DIED. Frank Peavey Heffelfinger, 81, former chairman of Peavey Co., a century-old Minneapolis grain firm; in Minneapolis. He spent his career in the family business but took time out to serve as regional director of the War Production Board under Franklin Roosevelt and as finance chairman of Dwight Eisenhower's Republican National Committee.

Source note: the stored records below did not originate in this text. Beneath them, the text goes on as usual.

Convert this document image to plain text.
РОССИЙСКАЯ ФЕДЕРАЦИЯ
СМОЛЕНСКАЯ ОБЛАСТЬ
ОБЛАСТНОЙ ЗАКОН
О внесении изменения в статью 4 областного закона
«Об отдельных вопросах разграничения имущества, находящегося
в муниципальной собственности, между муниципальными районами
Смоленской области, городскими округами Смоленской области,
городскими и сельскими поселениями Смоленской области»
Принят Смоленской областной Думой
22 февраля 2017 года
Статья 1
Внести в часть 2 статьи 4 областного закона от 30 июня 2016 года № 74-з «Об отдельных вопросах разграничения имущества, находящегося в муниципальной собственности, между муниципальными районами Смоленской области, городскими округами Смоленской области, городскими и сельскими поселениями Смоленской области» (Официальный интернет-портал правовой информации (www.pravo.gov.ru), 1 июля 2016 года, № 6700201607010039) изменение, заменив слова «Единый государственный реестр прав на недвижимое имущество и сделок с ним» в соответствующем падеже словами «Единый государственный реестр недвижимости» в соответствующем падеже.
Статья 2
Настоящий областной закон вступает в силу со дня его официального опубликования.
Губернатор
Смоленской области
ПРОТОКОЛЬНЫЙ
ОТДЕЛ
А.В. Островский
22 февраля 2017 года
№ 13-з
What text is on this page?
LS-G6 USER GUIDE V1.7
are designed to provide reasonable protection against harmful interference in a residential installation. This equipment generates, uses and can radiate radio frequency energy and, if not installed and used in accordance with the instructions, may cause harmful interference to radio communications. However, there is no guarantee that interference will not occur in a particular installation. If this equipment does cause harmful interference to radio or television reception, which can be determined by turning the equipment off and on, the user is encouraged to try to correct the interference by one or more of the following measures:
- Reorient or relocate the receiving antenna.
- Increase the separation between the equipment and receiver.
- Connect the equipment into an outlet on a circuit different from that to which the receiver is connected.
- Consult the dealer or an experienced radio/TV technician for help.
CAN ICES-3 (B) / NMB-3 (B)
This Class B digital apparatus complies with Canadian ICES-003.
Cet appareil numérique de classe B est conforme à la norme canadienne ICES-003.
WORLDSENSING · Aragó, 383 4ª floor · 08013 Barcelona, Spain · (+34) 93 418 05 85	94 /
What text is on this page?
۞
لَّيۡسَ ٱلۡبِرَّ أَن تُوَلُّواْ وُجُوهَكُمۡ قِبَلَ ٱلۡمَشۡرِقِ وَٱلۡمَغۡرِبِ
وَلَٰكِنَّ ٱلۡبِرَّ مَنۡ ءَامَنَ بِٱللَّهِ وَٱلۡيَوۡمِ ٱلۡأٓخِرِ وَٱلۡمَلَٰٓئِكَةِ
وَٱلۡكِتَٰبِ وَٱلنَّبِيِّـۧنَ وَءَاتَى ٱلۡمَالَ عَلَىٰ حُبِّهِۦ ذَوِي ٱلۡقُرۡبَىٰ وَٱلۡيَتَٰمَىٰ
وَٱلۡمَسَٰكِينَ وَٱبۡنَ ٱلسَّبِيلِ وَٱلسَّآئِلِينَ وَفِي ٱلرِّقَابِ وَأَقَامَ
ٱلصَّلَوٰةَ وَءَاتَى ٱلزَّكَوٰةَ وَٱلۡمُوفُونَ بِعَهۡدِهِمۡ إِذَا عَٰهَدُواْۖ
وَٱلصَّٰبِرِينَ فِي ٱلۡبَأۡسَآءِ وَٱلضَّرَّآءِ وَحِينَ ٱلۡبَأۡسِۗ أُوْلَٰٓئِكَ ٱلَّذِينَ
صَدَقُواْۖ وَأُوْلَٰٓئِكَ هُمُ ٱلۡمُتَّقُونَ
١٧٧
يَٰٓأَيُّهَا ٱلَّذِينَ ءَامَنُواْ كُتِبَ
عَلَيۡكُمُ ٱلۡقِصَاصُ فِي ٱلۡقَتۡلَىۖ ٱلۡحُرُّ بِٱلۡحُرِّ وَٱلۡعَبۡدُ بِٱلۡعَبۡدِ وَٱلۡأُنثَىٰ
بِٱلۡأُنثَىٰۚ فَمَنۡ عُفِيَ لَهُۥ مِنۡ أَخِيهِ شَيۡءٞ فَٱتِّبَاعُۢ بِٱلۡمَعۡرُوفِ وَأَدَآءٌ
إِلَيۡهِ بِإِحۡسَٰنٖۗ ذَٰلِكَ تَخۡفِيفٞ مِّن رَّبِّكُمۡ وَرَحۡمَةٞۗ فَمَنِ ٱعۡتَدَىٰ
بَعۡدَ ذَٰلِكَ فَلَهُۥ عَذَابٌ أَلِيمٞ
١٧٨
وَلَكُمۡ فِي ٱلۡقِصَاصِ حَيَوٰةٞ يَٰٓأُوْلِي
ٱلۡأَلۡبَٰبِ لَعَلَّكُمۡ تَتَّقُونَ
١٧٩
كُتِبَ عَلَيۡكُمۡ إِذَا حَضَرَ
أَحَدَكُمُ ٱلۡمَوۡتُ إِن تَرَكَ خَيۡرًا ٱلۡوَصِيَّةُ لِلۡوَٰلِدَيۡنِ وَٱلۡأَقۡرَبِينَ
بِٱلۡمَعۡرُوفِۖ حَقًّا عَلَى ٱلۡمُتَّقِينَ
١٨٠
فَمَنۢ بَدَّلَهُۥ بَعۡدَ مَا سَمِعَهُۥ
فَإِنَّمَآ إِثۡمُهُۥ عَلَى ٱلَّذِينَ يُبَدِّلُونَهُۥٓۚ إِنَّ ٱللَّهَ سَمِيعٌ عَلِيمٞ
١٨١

DIED. John Diefenbaker, 83, "Mr. Conservative," the flamboyant prairie lawyer who was Canada's Prime Minister from 1957 to 1963 and one of its most outspoken Members of Parliament for almost four decades; in Ottawa. Reared in the northlands of Saskatchewan, Diefenbaker won fame as a crack trial lawyer, before winning a long sought seat in the House of Commons in 1940. As Prime Minister he urged increased independence from the U.S., to be accomplished largely through the development of Canada's natural resources and the Arctic north. Though an unwavering antiCommunist, he detested McCarthyism and promoted trade with China and ties to Cuba. Criticized for running a one-man show, "Dief the Chief was eventually defeated by Liberal Lester Pearson, partly because he refused to arm Canada's NATO force with U.S. atomic weapons. Elected to Commons for a record 13th time last May, he appeared on TV five days before his death, decrying the divisions in his country: "Suspicion, fear, all those things that deny unity are present."